Kiel. Das Schicksal von Alfred Nehls hat für Aufsehen gesorgt. Der 86-Jährige aus Bad Oldesloe wollte im Sommer von Kiel aus mit dem Kreuzfahrtschiff „Aidacara“ zum Nordkap reisen. Doch der Plan scheiterte. Der gesundheitlich angeschlagene Senior bekam an Bord Besuch von Schiffsarzt und Kapitän. Nach dem Gespräch packte er selbst noch vor dem Ablegen die Koffer und fuhr wieder heim. Das böse Erwachen kam danach. Der Senior hatte keine Reiseabbruchversicherung abgeschlossen und drohte auf einem Teil des Ticketpreises von 5273 Euro sitzen zu bleiben.

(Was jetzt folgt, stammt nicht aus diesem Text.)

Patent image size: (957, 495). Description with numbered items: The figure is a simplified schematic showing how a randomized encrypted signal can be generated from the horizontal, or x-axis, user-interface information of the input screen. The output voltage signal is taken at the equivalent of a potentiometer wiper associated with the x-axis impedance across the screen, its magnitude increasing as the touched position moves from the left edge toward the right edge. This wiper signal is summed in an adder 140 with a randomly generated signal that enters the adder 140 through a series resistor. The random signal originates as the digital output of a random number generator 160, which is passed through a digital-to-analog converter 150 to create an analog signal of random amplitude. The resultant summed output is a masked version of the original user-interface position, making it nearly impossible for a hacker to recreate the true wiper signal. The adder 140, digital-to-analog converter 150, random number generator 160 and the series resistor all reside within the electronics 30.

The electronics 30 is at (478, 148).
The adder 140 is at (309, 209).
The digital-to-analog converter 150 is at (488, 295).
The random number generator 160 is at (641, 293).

„Das Schicksal hat auch uns berührt. Obwohl Herr Nehls keine entsprechende Versicherung hatte, wird ihm durch Aida der Reisepreis in vollem Umfang erstattet“, erklärte Reederei-Sprecher Hansjörg Kunze. Zur Entscheidung des Kapitäns und des Schiffsarztes, die dem Rentner den Abbruch der Reise empfohlen hatten, habe es allerdings keine Alternative gegeben. „Diese Entscheidung ist Kapitän und Schiffsarzt nicht leicht gefallen. Der Kapitän ist aber für die Sicherheit aller Menschen an Bord verantwortlich“, so Kunze. „Herr Nehls hat das eingesehen und das Schiff aus freien Stücken selbst verlassen.“ Es könne keine Rede davon sein, dass er von Bord gewiesen wurde.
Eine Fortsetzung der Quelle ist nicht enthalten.